Child support officials opposed the concept, citing concerns about red tape and making a computer database available to the casinos, Bellock and Peterlin said.

"The child support folks' issues weren't presented in a way that suggested it would be a big problem," Peterlin said. "I was shocked they weren't gung ho about it."

The same opposition developed again this March when Rep. Naomi Jakobsson, D-Urbana, proposed a bill that would have required horse tracks and casinos to check winners for owed child support.

It died in a committee hearing, where not only track and casino owners lined up to oppose it, but also two officials from the state agency charged with collecting child support.

Representatives of that agency, the Department of Healthcare and Family Services, did not detail their concerns at the time.

When asked recently why the state opposed collecting child support at casinos, spokesman Mike Claffey said that the agency supports "the concept."

"We just have concerns about specifics," he said. "The issues aren't insurmountable."

Illinois casinos have their own set of concerns.

Tom Swoik, executive director of the Illinois Casino Gaming Association, said other industries are not expected to carry out duties the state normally handles.

Some lawmakers agree.

"I do not like putting a burden on private industry to regulate them to do something like this," state Rep. Jil Tracy, R-Mount Sterling, said this spring before voting against the bill.

Swoik said if the casinos are expected to collect child support, they need to have a real-time, electronic data on what parents owe, so money isn't collected at the casino after a debt has been settled.

Setting up such a system has proven difficult in two states.

West Virginia and Mississippi have the power to intercept casino winnings from deadbeat parents, but have yet to develop a system.

Colorado spent $300,000 for programming to launch its system, which has worked so smoothly the state has expanded its checks to other areas -- court-ordered restitution, income taxes, defaulted student loans, even parking tickets on state property.

In the last year, Iowa has collected $820,000 in child support at casinos, but also has roped in money owed on student loans and debts owed to county clerks, said Carol Eaton, chief of the Iowa Bureau of Collections.

In Indiana, casinos fought child support collections, but the process has run smoothly, said Mike Smith, director of the Casino Association of Indiana.

Still, he said, casinos have had to make more than 200,000 checks to score the 382 hits of parents who owed money, a computer process he called time consuming.
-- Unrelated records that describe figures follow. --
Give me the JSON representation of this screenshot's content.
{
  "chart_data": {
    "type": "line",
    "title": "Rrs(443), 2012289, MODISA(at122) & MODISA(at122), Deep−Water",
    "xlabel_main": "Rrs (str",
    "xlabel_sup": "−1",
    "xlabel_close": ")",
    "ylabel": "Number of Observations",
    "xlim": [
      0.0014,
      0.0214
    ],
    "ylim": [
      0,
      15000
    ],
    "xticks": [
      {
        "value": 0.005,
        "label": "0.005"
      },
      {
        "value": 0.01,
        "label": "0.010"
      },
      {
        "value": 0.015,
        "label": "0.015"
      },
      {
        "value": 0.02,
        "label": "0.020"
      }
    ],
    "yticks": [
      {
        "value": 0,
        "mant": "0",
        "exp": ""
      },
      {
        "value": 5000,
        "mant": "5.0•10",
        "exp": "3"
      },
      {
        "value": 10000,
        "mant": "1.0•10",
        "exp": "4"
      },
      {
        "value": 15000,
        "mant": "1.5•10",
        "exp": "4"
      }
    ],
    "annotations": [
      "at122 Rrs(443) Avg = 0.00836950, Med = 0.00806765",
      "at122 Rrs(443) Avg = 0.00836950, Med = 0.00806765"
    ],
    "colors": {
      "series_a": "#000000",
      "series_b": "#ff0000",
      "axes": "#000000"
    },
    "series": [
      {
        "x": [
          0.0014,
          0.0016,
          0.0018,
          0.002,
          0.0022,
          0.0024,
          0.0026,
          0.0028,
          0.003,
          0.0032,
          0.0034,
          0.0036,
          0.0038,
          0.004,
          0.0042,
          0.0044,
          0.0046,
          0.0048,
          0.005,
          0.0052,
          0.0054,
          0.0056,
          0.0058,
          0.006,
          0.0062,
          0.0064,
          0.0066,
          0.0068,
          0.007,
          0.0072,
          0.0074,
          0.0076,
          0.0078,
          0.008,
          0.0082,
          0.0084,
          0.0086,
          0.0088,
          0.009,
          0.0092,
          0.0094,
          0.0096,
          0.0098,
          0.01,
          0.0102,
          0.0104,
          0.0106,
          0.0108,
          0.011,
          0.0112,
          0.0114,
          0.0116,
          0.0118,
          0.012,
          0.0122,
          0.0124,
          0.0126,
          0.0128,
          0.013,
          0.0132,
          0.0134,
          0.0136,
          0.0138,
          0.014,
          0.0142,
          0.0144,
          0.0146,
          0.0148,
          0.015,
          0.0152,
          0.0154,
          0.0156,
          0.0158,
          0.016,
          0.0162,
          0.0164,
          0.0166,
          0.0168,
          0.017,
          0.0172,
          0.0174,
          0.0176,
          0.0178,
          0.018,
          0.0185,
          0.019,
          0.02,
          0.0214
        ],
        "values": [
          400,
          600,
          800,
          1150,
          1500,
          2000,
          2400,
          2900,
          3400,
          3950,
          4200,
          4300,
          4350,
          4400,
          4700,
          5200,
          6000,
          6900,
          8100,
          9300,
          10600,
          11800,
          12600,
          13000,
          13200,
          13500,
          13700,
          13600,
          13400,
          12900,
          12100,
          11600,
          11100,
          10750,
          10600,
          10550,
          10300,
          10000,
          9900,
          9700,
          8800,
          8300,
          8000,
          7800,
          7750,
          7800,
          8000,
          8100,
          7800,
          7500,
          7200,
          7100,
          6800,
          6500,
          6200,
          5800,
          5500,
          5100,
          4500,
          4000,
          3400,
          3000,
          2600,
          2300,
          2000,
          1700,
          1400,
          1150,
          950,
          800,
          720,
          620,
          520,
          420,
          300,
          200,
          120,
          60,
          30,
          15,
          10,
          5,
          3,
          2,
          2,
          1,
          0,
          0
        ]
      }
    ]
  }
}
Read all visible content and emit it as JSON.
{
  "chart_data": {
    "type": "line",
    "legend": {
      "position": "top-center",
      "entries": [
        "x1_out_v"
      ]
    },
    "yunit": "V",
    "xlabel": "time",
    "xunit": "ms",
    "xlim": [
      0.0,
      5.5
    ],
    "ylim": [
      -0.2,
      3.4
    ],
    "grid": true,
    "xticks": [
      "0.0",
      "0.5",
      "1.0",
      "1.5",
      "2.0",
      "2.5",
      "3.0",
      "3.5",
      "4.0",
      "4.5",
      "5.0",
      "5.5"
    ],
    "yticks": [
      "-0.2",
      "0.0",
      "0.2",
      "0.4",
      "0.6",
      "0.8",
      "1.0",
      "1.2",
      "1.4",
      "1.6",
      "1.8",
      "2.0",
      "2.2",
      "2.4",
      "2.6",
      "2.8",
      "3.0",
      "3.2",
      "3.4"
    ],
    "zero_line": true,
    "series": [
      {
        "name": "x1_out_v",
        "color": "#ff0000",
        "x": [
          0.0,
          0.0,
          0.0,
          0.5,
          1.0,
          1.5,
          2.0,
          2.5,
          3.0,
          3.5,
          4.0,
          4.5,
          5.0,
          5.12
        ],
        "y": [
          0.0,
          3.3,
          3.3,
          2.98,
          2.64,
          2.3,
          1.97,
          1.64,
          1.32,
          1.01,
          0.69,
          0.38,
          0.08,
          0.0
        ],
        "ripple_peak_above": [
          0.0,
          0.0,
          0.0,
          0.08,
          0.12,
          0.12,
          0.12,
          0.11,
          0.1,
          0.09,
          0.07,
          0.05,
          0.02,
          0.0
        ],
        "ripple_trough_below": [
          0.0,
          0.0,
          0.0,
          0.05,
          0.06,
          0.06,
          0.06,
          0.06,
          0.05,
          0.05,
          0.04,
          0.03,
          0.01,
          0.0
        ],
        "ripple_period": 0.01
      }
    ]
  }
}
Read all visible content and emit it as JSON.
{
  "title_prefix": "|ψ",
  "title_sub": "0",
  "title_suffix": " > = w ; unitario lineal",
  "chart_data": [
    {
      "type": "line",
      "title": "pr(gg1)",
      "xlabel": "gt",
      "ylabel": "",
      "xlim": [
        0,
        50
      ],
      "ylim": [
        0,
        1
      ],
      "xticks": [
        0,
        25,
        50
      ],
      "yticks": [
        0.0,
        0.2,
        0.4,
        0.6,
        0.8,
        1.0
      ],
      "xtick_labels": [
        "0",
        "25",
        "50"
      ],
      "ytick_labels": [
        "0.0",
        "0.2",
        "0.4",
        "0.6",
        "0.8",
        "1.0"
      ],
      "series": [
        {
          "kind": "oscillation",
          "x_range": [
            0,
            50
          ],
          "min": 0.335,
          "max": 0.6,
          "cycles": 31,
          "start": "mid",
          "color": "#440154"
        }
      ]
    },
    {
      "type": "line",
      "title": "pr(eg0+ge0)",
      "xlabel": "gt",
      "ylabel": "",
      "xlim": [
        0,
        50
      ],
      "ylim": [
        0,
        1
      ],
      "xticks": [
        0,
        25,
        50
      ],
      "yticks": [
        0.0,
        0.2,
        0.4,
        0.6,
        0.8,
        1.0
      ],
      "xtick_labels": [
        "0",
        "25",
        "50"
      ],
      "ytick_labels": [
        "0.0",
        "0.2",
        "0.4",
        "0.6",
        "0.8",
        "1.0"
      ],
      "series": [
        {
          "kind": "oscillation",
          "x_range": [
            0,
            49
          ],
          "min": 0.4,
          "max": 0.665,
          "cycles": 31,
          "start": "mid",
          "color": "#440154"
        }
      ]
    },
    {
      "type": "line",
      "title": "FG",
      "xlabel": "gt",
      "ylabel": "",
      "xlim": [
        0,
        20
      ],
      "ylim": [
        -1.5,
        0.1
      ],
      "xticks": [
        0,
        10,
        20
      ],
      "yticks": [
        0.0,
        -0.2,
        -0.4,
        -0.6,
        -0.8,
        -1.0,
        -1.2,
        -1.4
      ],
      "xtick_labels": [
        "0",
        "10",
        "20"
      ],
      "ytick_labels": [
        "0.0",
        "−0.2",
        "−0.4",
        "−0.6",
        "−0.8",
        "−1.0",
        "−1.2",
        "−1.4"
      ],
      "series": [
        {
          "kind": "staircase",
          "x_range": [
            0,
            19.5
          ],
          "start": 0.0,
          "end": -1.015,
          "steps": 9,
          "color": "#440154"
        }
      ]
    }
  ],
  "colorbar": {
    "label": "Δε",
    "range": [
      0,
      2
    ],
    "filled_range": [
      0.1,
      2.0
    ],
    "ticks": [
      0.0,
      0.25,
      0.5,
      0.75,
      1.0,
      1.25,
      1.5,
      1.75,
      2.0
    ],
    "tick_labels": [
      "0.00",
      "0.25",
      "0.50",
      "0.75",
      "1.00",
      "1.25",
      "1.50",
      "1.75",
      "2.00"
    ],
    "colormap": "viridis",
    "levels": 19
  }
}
Smith said the casinos are working with the state to develop a faster system where workers would only have to swipe a winner's driver's license on a computer to determine if they owe child support.

Lois Rice, executive director of the Colorado Gaming Association, said the child support checks have not turned out to be nearly as troublesome as her casino group feared when it opposed the law.

"We have customer service issues once in a while, where people are held up at the cage," Rice said. "But overall, it's been pretty smooth."

This month, Louisiana became at least the fifth state to collect child support at casinos, adding to a growing movement nationwide -- momentum Illinois' casinos can't ignore, some officials say.

"This is one of those motherhood and apple pie deals," said Swoik, who represents the state's 10 casinos. "As more and more states are doing it, we can see at some point it would occur here."

The issue is likely to come up again in next year's legislative session, and Bellock said, "it's time to bring it forward again."

Peterlin, who first pitched the idea in Illinois, said he hopes Illinois casinos start collecting soon.

"If people who should be paying child support are out gambling, it's ridiculous that their winnings wouldn't be applied to the debts they owe their children," he said. "To me, it's a no-brainer."